I left C’ville around 6 am with a couple of friends to head to the Women’s March. In Arlington we joined up with a couple more friends and headed to the Metro. Kudos to the Washington Metro Area Transit Authority for opening early, adding trains, and filtering the crowds for safety. It took some time just to get to the platforms, but despite the huge throng of people, the atmosphere was joyful. Every time another group would be let through the turnstiles, a cheer would go up. When the next group of people would be let up the escalators, there would be another cheer. After we let two overcrowded trains go by, we finally ended up taking a train one stop AWAY from DC to actually squeeze onto a train headed TOWARD DC. It soon became so crowded that it became hard to breathe. A man standing next to us collapsed and people immediately started calling for a doctor. You might imagine that in a train packed so full, it would be difficult for anyone to make their way through the crowd. Magically, the crowds parted to let through a panoply of women – an EMT and nurses were first on the scene. A bottle of water was passed hand over hand above people’s heads to be given to the gentleman who had fainted. He was given a seat and was soon pronounced alert and responsive. This was the atmosphere I experienced throughout the day. People were supportive, considerate, and positive. Everyone looked out for each other. At the rally and march, I was humbled to see at least two elderly women in wheelchairs. I can’t even imagine what they had to go through to get there.

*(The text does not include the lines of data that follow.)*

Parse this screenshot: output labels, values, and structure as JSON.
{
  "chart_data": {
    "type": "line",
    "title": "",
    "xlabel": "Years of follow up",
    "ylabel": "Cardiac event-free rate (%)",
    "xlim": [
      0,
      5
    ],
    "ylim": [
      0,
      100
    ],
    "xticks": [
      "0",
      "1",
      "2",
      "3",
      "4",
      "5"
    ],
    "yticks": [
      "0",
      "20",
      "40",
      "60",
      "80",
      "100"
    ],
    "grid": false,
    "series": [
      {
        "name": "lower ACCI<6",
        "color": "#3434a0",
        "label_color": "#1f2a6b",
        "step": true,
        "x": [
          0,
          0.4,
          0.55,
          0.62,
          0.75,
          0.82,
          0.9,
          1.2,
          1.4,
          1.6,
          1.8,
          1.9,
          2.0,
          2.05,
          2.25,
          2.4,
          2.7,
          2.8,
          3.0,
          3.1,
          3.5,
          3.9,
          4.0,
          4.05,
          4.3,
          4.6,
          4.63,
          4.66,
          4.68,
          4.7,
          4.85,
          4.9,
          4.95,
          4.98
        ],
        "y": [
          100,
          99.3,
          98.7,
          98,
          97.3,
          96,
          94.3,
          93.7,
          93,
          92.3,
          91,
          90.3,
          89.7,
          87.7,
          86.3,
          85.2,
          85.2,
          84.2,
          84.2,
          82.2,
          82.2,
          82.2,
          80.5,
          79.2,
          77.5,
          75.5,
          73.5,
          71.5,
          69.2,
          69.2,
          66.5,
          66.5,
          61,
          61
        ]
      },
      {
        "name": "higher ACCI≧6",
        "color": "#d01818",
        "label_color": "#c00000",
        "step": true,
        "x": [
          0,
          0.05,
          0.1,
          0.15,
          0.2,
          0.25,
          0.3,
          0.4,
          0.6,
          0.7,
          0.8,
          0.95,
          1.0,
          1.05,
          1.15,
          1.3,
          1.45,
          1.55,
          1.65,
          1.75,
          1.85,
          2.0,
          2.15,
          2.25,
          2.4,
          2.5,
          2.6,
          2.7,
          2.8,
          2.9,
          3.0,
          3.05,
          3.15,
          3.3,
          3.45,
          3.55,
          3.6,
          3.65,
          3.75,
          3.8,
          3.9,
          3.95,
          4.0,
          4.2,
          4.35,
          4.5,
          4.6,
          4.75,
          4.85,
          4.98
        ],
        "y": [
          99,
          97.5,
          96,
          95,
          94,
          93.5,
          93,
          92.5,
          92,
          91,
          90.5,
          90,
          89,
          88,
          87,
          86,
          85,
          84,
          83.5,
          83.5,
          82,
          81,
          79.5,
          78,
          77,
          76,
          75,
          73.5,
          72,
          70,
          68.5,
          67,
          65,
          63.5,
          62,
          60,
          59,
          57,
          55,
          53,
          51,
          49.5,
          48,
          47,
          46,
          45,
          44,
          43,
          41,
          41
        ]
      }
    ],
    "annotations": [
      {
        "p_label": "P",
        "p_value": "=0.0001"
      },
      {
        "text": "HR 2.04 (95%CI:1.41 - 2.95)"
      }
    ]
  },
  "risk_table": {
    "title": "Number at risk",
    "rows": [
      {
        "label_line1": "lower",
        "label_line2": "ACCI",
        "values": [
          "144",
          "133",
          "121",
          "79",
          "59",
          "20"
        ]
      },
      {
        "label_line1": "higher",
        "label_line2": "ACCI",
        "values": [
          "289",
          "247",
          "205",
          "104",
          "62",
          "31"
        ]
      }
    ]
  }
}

Here are some of the things we witnessed:
This was the sign I carried:
There were many chants throughout the day, but my favorites were these two simple ones: “THIS is what America looks like!” and “THIS is what democracy looks like!” I’m so glad to have been a part of this. At the beginning of our trip, we had to go one stop backwards in order to move forward to our destination. Maybe this is a metaphor for what this country is going through now. I certainly hope so. Let’s keep this train moving forward.